Fix 2: a single JOIN query

SELECT o.id AS order_id, oi.product_id, oi.quantity
FROM orders o
JOIN order_items oi ON oi.order_id = o.id
WHERE o.customer_id = 42;

One query total — the application groups the flattened join results back into a nested order/items structure. This avoids the extra round-trip of Fix 1's second query entirely, at the cost of potential row duplication if the "one" side of the join has data you'd otherwise only want once per order (see the join explosion question) — worth watching for if the query also aggregates.

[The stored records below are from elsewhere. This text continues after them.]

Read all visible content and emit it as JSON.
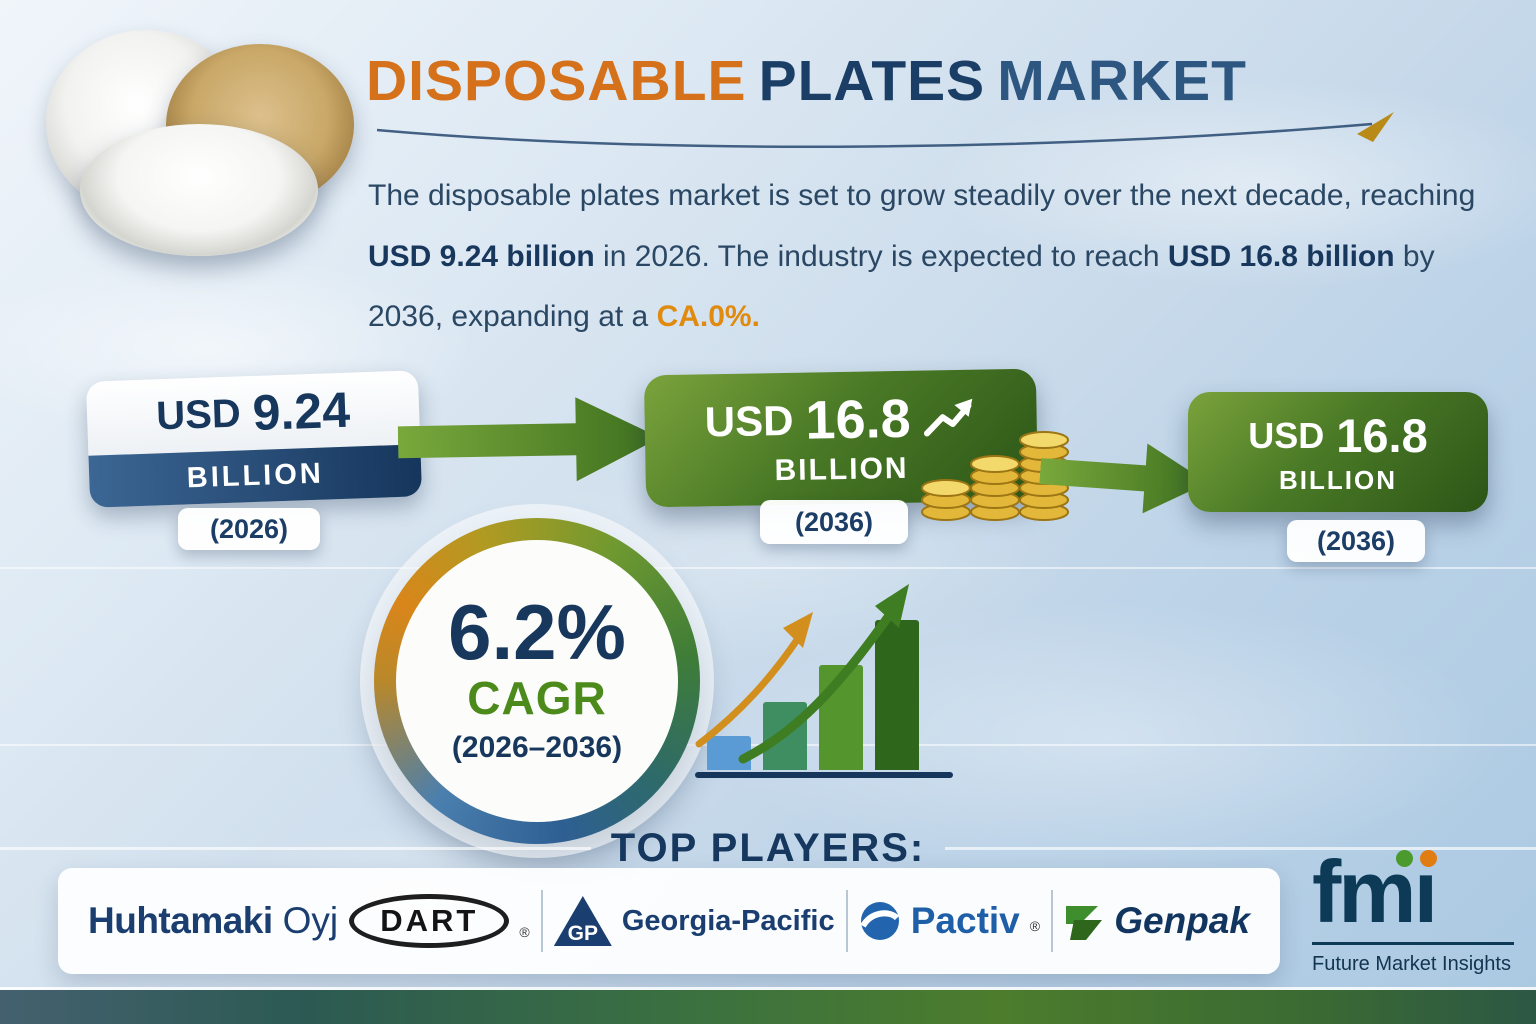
{
  "header": {
    "title_part1": "DISPOSABLE",
    "title_part2": "PLATES",
    "title_part3": "MARKET"
  },
  "description": {
    "text1": "The disposable plates market is set to grow steadily over the next decade, reaching ",
    "bold1": "USD 9.24 billion",
    "text2": " in 2026. The industry is expected to reach ",
    "bold2": "USD 16.8 billion",
    "text3": " by 2036, expanding at a ",
    "bold3": "CA.0%."
  },
  "stats": {
    "badge_2026": {
      "value_prefix": "USD",
      "value": "9.24",
      "unit": "BILLION",
      "year": "(2026)"
    },
    "badge_2036_main": {
      "value_prefix": "USD",
      "value": "16.8",
      "unit": "BILLION",
      "year": "(2036)"
    },
    "badge_2036_right": {
      "value_prefix": "USD",
      "value": "16.8",
      "unit": "BILLION",
      "year": "(2036)"
    }
  },
  "cagr": {
    "value": "6.2%",
    "label": "CAGR",
    "period": "(2026–2036)"
  },
  "top_players": {
    "heading": "TOP PLAYERS:",
    "logos": [
      {
        "name": "Huhtamaki Oyj",
        "part1": "Huhtamaki",
        "part2": "Oyj"
      },
      {
        "name": "Dart",
        "text": "DART",
        "reg": "®"
      },
      {
        "name": "Georgia-Pacific",
        "mark": "GP",
        "text": "Georgia-Pacific"
      },
      {
        "name": "Pactiv",
        "text": "Pactiv",
        "reg": "®"
      },
      {
        "name": "Genpak",
        "text": "Genpak"
      }
    ]
  },
  "fmi": {
    "brand": "fmi",
    "display_fm": "fm",
    "display_i": "ı",
    "tagline": "Future Market Insights"
  },
  "chart_data": {
    "type": "bar",
    "title": "Disposable Plates Market size",
    "categories": [
      "2026",
      "2036"
    ],
    "values": [
      9.24,
      16.8
    ],
    "unit": "USD billion",
    "cagr_percent": 6.2,
    "cagr_period": "2026–2036",
    "decorative_trend_bars": [
      1,
      2,
      3.1,
      4.4
    ],
    "bar_colors": [
      "#5b9bd5",
      "#3e8e62",
      "#55952d",
      "#2e661c"
    ]
  },
  "colors": {
    "accent_orange": "#d5711a",
    "navy": "#17375c",
    "green": "#4a7a26",
    "gold": "#e3b83a"
  }
}
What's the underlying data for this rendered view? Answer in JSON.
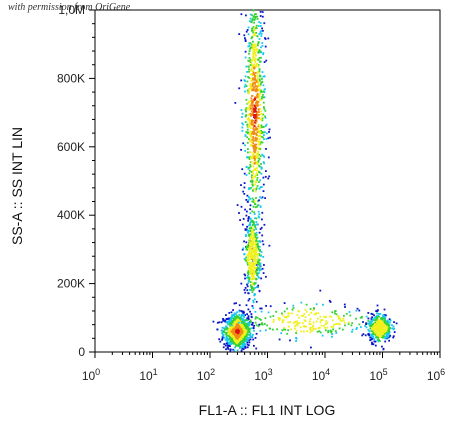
{
  "watermark": "with permission from OriGene",
  "chart_data": {
    "type": "scatter",
    "title": "",
    "xlabel": "FL1-A :: FL1 INT LOG",
    "ylabel": "SS-A :: SS INT LIN",
    "x_scale": "log",
    "xlim": [
      1,
      1000000
    ],
    "ylim": [
      0,
      1000000
    ],
    "x_ticks": [
      {
        "base": "10",
        "exp": "0"
      },
      {
        "base": "10",
        "exp": "1"
      },
      {
        "base": "10",
        "exp": "2"
      },
      {
        "base": "10",
        "exp": "3"
      },
      {
        "base": "10",
        "exp": "4"
      },
      {
        "base": "10",
        "exp": "5"
      },
      {
        "base": "10",
        "exp": "6"
      }
    ],
    "y_ticks": [
      "0",
      "200K",
      "400K",
      "600K",
      "800K",
      "1,0M"
    ],
    "y_tick_values": [
      0,
      200000,
      400000,
      600000,
      800000,
      1000000
    ],
    "grid": false,
    "legend": "none",
    "colormap": [
      "#0a14c8",
      "#18c8f0",
      "#32d232",
      "#f0f01e",
      "#f08c14",
      "#dc1414"
    ],
    "populations": [
      {
        "x": 300,
        "y": 60000,
        "x_spread_decades": 0.12,
        "y_spread": 25000,
        "density": "high"
      },
      {
        "x": 600,
        "y": 700000,
        "x_spread_decades": 0.09,
        "y_spread": 180000,
        "density": "high"
      },
      {
        "x": 550,
        "y": 280000,
        "x_spread_decades": 0.07,
        "y_spread": 60000,
        "density": "medium"
      },
      {
        "x": 5000,
        "y": 90000,
        "x_spread_decades": 0.6,
        "y_spread": 25000,
        "density": "low"
      },
      {
        "x": 90000,
        "y": 70000,
        "x_spread_decades": 0.1,
        "y_spread": 20000,
        "density": "medium"
      }
    ]
  }
}
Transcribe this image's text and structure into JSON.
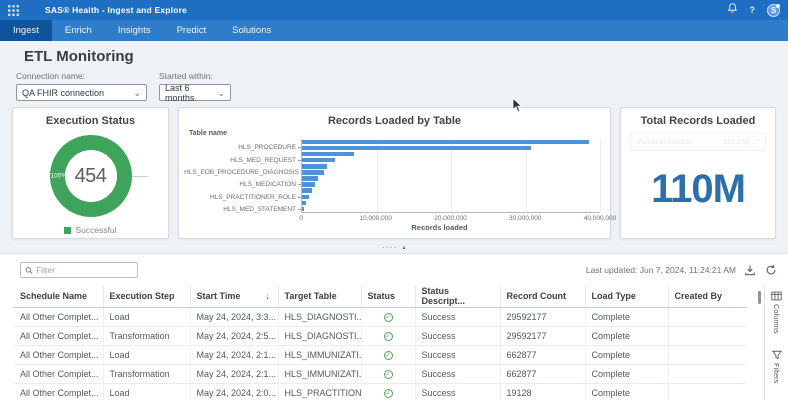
{
  "header": {
    "app_title": "SAS® Health - Ingest and Explore",
    "help_label": "?",
    "avatar_initial": "S"
  },
  "nav": {
    "tabs": [
      {
        "label": "Ingest",
        "active": true
      },
      {
        "label": "Enrich",
        "active": false
      },
      {
        "label": "Insights",
        "active": false
      },
      {
        "label": "Predict",
        "active": false
      },
      {
        "label": "Solutions",
        "active": false
      }
    ]
  },
  "page": {
    "title": "ETL Monitoring",
    "connection_label": "Connection name:",
    "connection_value": "QA FHIR connection",
    "started_label": "Started within:",
    "started_value": "Last 6 months"
  },
  "panels": {
    "execution_status": {
      "title": "Execution Status",
      "center_value": "454",
      "percent_label": "100%",
      "legend_label": "Successful",
      "color": "#3fa45b"
    },
    "total_records": {
      "title": "Total Records Loaded",
      "value": "110M",
      "ghost_label": "Records loaded",
      "ghost_value": "110,252,...",
      "color": "#2d6fad"
    }
  },
  "chart_data": [
    {
      "type": "pie",
      "title": "Execution Status",
      "center_value": "454",
      "slices": [
        {
          "label": "Successful",
          "value": 454,
          "percent": 100,
          "color": "#3fa45b"
        }
      ],
      "legend_position": "bottom"
    },
    {
      "type": "bar",
      "orientation": "horizontal",
      "title": "Records Loaded by Table",
      "ylabel": "Table name",
      "xlabel": "Records loaded",
      "xlim": [
        0,
        40000000
      ],
      "x_ticks": [
        0,
        10000000,
        20000000,
        30000000,
        40000000
      ],
      "x_tick_labels": [
        "0",
        "10,000,000",
        "20,000,000",
        "30,000,000",
        "40,000,000"
      ],
      "bar_color": "#4d93da",
      "grid": true,
      "categories": [
        "",
        "HLS_PROCEDURE",
        "",
        "HLS_MED_REQUEST",
        "",
        "HLS_EOB_PROCEDURE_DIAGNOSIS",
        "",
        "HLS_MEDICATION",
        "",
        "HLS_PRACTITIONER_ROLE",
        "",
        "HLS_MED_STATEMENT"
      ],
      "values": [
        38500000,
        30800000,
        7000000,
        4400000,
        3400000,
        3000000,
        2100000,
        1700000,
        1300000,
        1000000,
        600000,
        250000
      ]
    }
  ],
  "toolbar": {
    "filter_placeholder": "Filter",
    "last_updated": "Last updated: Jun 7, 2024, 11:24:21 AM"
  },
  "table": {
    "columns": [
      {
        "key": "schedule",
        "label": "Schedule Name"
      },
      {
        "key": "step",
        "label": "Execution Step"
      },
      {
        "key": "start",
        "label": "Start Time",
        "sort": "desc"
      },
      {
        "key": "target",
        "label": "Target Table"
      },
      {
        "key": "status",
        "label": "Status",
        "type": "icon"
      },
      {
        "key": "desc",
        "label": "Status Descript..."
      },
      {
        "key": "count",
        "label": "Record Count"
      },
      {
        "key": "load",
        "label": "Load Type"
      },
      {
        "key": "created",
        "label": "Created By"
      }
    ],
    "rows": [
      {
        "schedule": "All Other Complet...",
        "step": "Load",
        "start": "May 24, 2024, 3:3...",
        "target": "HLS_DIAGNOSTI...",
        "status": "success",
        "desc": "Success",
        "count": "29592177",
        "load": "Complete",
        "created": ""
      },
      {
        "schedule": "All Other Complet...",
        "step": "Transformation",
        "start": "May 24, 2024, 2:5...",
        "target": "HLS_DIAGNOSTI...",
        "status": "success",
        "desc": "Success",
        "count": "29592177",
        "load": "Complete",
        "created": ""
      },
      {
        "schedule": "All Other Complet...",
        "step": "Load",
        "start": "May 24, 2024, 2:1...",
        "target": "HLS_IMMUNIZATI...",
        "status": "success",
        "desc": "Success",
        "count": "662877",
        "load": "Complete",
        "created": ""
      },
      {
        "schedule": "All Other Complet...",
        "step": "Transformation",
        "start": "May 24, 2024, 2:1...",
        "target": "HLS_IMMUNIZATI...",
        "status": "success",
        "desc": "Success",
        "count": "662877",
        "load": "Complete",
        "created": ""
      },
      {
        "schedule": "All Other Complet...",
        "step": "Load",
        "start": "May 24, 2024, 2:0...",
        "target": "HLS_PRACTITION...",
        "status": "success",
        "desc": "Success",
        "count": "19128",
        "load": "Complete",
        "created": ""
      }
    ],
    "side_panel": {
      "columns_label": "Columns",
      "filters_label": "Filters"
    }
  }
}
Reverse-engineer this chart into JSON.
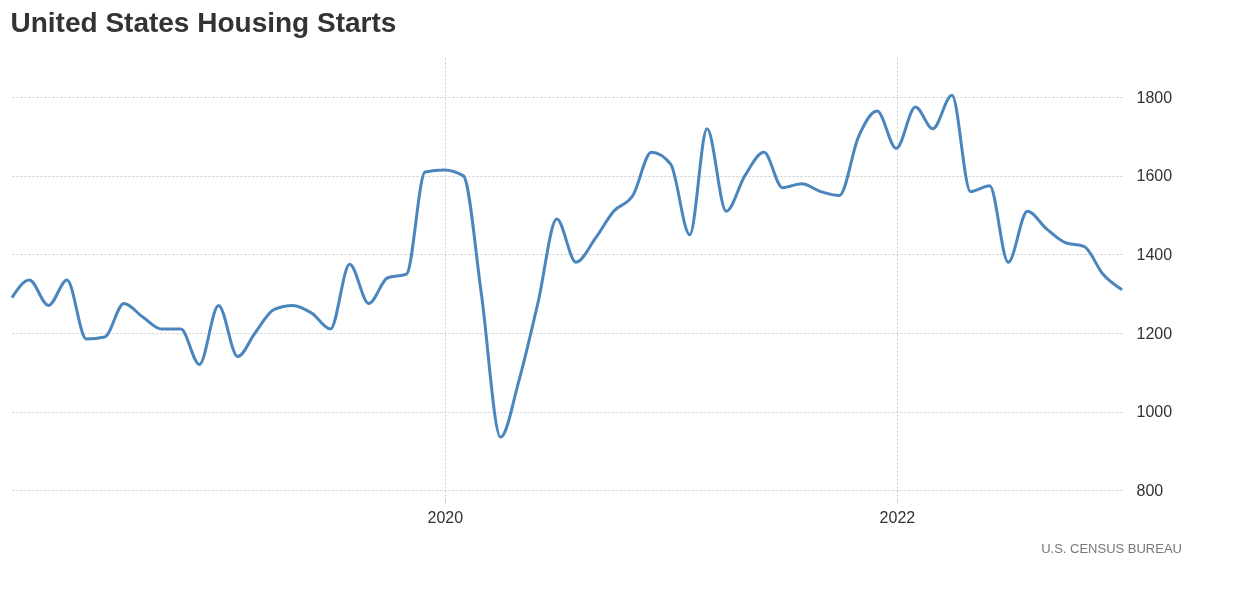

How to catch this in practice

Query logging/APM tools (many ORMs and database drivers support logging every executed query) make N+1 patterns visible as a suspicious burst of near-identical queries differing only by an ID.
Load testing with realistic data volumes — N+1 is often invisible in development with a handful of test rows, and only becomes an obvious, painful problem once N is large in production.
Some ORMs (Django, for instance) have built-in tooling/warnings specifically designed to flag likely N+1 patterns during development.

This is one of the most common real-world performance bugs in application code backed by a database, and recognizing it (plus knowing the eager-loading fix by name in whatever ORM/stack is relevant) is a strong, practical signal of hands-on experience.